– Всё, Рыжуха, терпежу моему конец пришёл! Невмочь мне боле надевать сю малицу! – промолвил одним духом Рудый и далее уж, по манере своей, произнёс врастяжку: – Иль она меня до конца умучит, иль я с ней учинить чего-то должон.

– Жалко мне тя, братец! У меня-то кожа тож саднит, хоша до крови дело не доходит. Не разумею токмо, как же ты малицу умягчишь, ведь в рот не положишь, зубами кожу не пожуёшь, не разнежишь.

– А я её руками спробою умять-приручить. Токмо допреж, сестра, распори-ка малицу по швам, потом уж наново сошьёшь. а шило доброе, с чёрного камню, я намедни у Кривоглаза на кунью шкурку выменял. Да ты, поди, давеча видела ново шило-то.[4]

– Видала. Ладно, давай малицу, а сам-то поешь да отдохни.

Пока брат ел запечённое сестрой мясо, заедая его зелёными перьями лугового лука, росшего тут и там по всей округе, Рыжуха принялась распарывать малицу ножом с коротким, острым, удобным для порки лезвием.

Подкрепившись, Рудый влез в землянку и, ожидая завершенья сестриного занятья, растянулся на подстилке из душистого, загодя наготовленного сена и, поддавшись блаженной истоме, тут же уснул, сопя, всхрапывая и, как малое дитя, пуская между выпяченных губ пузырчатые слюни.

Спал, однако, не долго.
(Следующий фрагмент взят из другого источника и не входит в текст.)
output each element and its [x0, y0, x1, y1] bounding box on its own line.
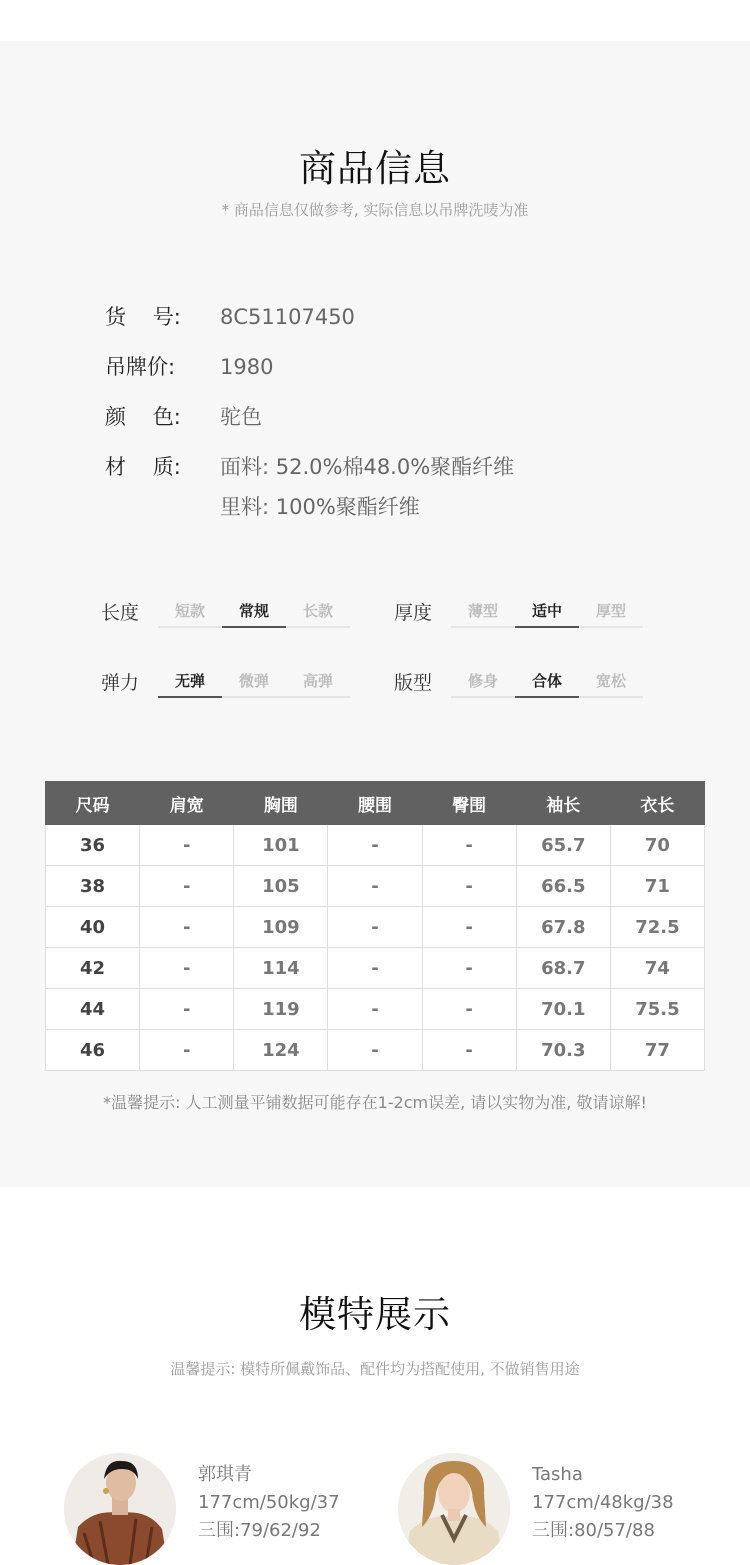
table-row — [46, 866, 705, 907]
table-cell: - — [422, 989, 516, 1030]
info-value: 驼色 — [220, 405, 262, 429]
table-cell: 36 — [46, 825, 140, 866]
info-label: 货 号: — [105, 305, 181, 329]
header-size: 尺码 — [46, 782, 140, 825]
table-cell: - — [422, 1030, 516, 1071]
attribute-option: 短款 — [158, 598, 222, 628]
table-row — [46, 948, 705, 989]
attribute-option: 宽松 — [579, 668, 643, 698]
table-cell: 46 — [46, 1030, 140, 1071]
header-length: 衣长 — [610, 782, 704, 825]
table-cell: - — [422, 866, 516, 907]
table-cell: - — [328, 907, 422, 948]
measure-note: *温馨提示: 人工测量平铺数据可能存在1-2cm误差, 请以实物为准, 敬请谅解! — [103, 1093, 647, 1112]
table-cell: - — [140, 907, 234, 948]
product-info-title: 商品信息 — [299, 147, 451, 190]
model-info — [532, 1461, 674, 1545]
table-row — [46, 1030, 705, 1071]
table-cell: 71 — [610, 866, 704, 907]
table-cell: 70 — [610, 825, 704, 866]
table-cell: 75.5 — [610, 989, 704, 1030]
table-cell: 74 — [610, 948, 704, 989]
info-label: 材 质: — [105, 455, 181, 479]
table-cell: - — [422, 825, 516, 866]
model-card — [64, 1453, 364, 1546]
attribute-label: 厚度 — [394, 602, 433, 624]
model-name: 郭琪青 — [198, 1464, 252, 1485]
table-cell: 38 — [46, 866, 140, 907]
model-measurements: 三围:80/57/88 — [532, 1520, 655, 1541]
table-row — [46, 825, 705, 866]
table-cell: - — [328, 825, 422, 866]
attribute-option: 高弹 — [286, 668, 350, 698]
table-cell: 65.7 — [516, 825, 610, 866]
attribute-elasticity — [101, 668, 361, 698]
product-info-subtitle: * 商品信息仅做参考, 实际信息以吊牌洗唛为准 — [221, 201, 529, 219]
model-info — [198, 1461, 340, 1545]
attribute-label: 长度 — [101, 602, 140, 624]
table-cell: 70.3 — [516, 1030, 610, 1071]
table-cell: 101 — [234, 825, 328, 866]
header-sleeve: 袖长 — [516, 782, 610, 825]
model-section-title: 模特展示 — [299, 1293, 451, 1336]
table-cell: - — [140, 825, 234, 866]
info-label: 颜 色: — [105, 405, 181, 429]
attribute-length — [101, 598, 361, 628]
table-cell: 66.5 — [516, 866, 610, 907]
attribute-option: 薄型 — [451, 598, 515, 628]
table-cell: 72.5 — [610, 907, 704, 948]
size-table — [45, 781, 705, 1071]
table-cell: 67.8 — [516, 907, 610, 948]
table-cell: - — [140, 989, 234, 1030]
table-row — [46, 907, 705, 948]
info-value: 8C51107450 — [220, 305, 355, 329]
model-section-subtitle: 温馨提示: 模特所佩戴饰品、配件均为搭配使用, 不做销售用途 — [170, 1360, 580, 1378]
attribute-option: 厚型 — [579, 598, 643, 628]
attribute-option-selected: 常规 — [222, 598, 286, 628]
avatar — [64, 1453, 176, 1565]
model-card — [398, 1453, 698, 1546]
attribute-option-selected: 适中 — [515, 598, 579, 628]
table-cell: 77 — [610, 1030, 704, 1071]
table-cell: - — [328, 989, 422, 1030]
attribute-option-selected: 无弹 — [158, 668, 222, 698]
table-cell: - — [328, 948, 422, 989]
table-cell: 124 — [234, 1030, 328, 1071]
table-cell: 119 — [234, 989, 328, 1030]
table-cell: - — [140, 1030, 234, 1071]
attribute-option: 微弹 — [222, 668, 286, 698]
attribute-option-selected: 合体 — [515, 668, 579, 698]
model-photo-icon — [64, 1453, 176, 1565]
info-label: 吊牌价: — [105, 355, 176, 379]
table-cell: - — [328, 1030, 422, 1071]
table-cell: 40 — [46, 907, 140, 948]
table-cell: 70.1 — [516, 989, 610, 1030]
table-row — [46, 989, 705, 1030]
info-value: 1980 — [220, 355, 274, 379]
table-cell: 68.7 — [516, 948, 610, 989]
attribute-thickness — [394, 598, 654, 628]
table-cell: 114 — [234, 948, 328, 989]
attribute-option: 修身 — [451, 668, 515, 698]
attribute-option: 长款 — [286, 598, 350, 628]
model-name: Tasha — [532, 1464, 583, 1485]
header-waist: 腰围 — [328, 782, 422, 825]
table-cell: - — [422, 948, 516, 989]
table-cell: 105 — [234, 866, 328, 907]
attribute-fit — [394, 668, 654, 698]
avatar — [398, 1453, 510, 1565]
table-cell: 109 — [234, 907, 328, 948]
info-value-lining: 里料: 100%聚酯纤维 — [220, 495, 420, 519]
model-measurements: 三围:79/62/92 — [198, 1520, 321, 1541]
size-table-header — [46, 782, 705, 825]
model-stats: 177cm/48kg/38 — [532, 1492, 674, 1513]
header-shoulder: 肩宽 — [140, 782, 234, 825]
header-hip: 臀围 — [422, 782, 516, 825]
table-cell: - — [422, 907, 516, 948]
attribute-label: 弹力 — [101, 672, 140, 694]
table-cell: 42 — [46, 948, 140, 989]
attribute-label: 版型 — [394, 672, 433, 694]
table-cell: 44 — [46, 989, 140, 1030]
info-value-fabric: 面料: 52.0%棉48.0%聚酯纤维 — [220, 455, 515, 479]
table-cell: - — [328, 866, 422, 907]
header-chest: 胸围 — [234, 782, 328, 825]
table-cell: - — [140, 866, 234, 907]
model-photo-icon — [398, 1453, 510, 1565]
table-cell: - — [140, 948, 234, 989]
model-stats: 177cm/50kg/37 — [198, 1492, 340, 1513]
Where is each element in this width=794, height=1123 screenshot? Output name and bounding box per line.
Проснулся рыжеволосый детинушка, вылез из землянки обратно на свет божий, а Рыжуха уж куски кожи, бывшие ещё недавно малицей, отдаёт: «Ну, вот, на. Делай теперь, чо удумал!» Что ж, взял Рудый кожаные куски, сел верхом на бревно – на то самое – и давай приручать один кусок за другим. И как только не мучил их, вроде как в отместку: мял, скручивал то в одну, то в другую сторону, свивал-развивал вдоль и поперёк. Пот прошиб уж кожемяку, а он всё не унимается. Вдруг замер, поискал глазами сестру, будто спросить чего хотел, а той уж и след простыл – хлопот-забот-то у неё кабы не побольше, чем у брата.

Сидит Рудый на бревне. В задумчивости мятые маличные кожаные куски на ощупь проверяет, хмурится в недовольстве – нет нужной мягкости-то. «Как Рыжуха-то давеча сказывала, – мысленно спросил он себя и, вспомнив слова сестры, произнёс их вслух: "Малицу в рот не положишь, зубами не пожуёшь, не разнежишь». И дальше, уж опять молча, продолжил рассужденье: «А ведь, должно быть, права сестрица – не умягчить, не разнежить, как желатно, кожу посуху. Во рту-то зубам слюна дюжая помощница. Вот, стало быть, и надобно чередовать мятьё с моченьем, а моченье с мятьём».

И вот прихватил наш добрый молодец с собой все уже изрядно промятые куски кожи, не забыв (мало ли чего) тяжёлое, по деснице своей могучей, копьё, и длинным, вразвалку, шагом направился в сторону реки, которая сейчас, под закат лета, обмелев, больше на ручей походила. А вёснами-то, беременная половодьем, широко разливалась, наполняя мутными бурливыми потоками всю пойму и, перехлестнув через её края, вольно растекалась окрест. Недолго так буйствуя, река умиряла свой весенний норов, успокаивалась, входила в свои обычные берега, оставляя по всей пойме, будто свой речной приплод, множество наполненных рыбой и раками бочагов и старых, когда-то ею прорезанных и затем отчего-то брошенных русел – стариц. Вода в старицах, прикрытая зелёными блинами листьев кувшинки, стоялая, тёплая, недвижимая – падёт в неё лист с набережного дерева и останется на месте, разве только ветерок, коли случится, толкнёт самую малость.

К одной из таких стариц и держал недальний путь Рудый – кожемяка. Пришёл, опустил в пахнущую тиной, кувшинками и рыбой воду намученные сильными руками куски распоротой малицы – пущай, мол, намокают. Огляделся, увидел недалече упавшую сосну. «Се дюже кстати, – подумал, – будет где способней с кожей дело завершить».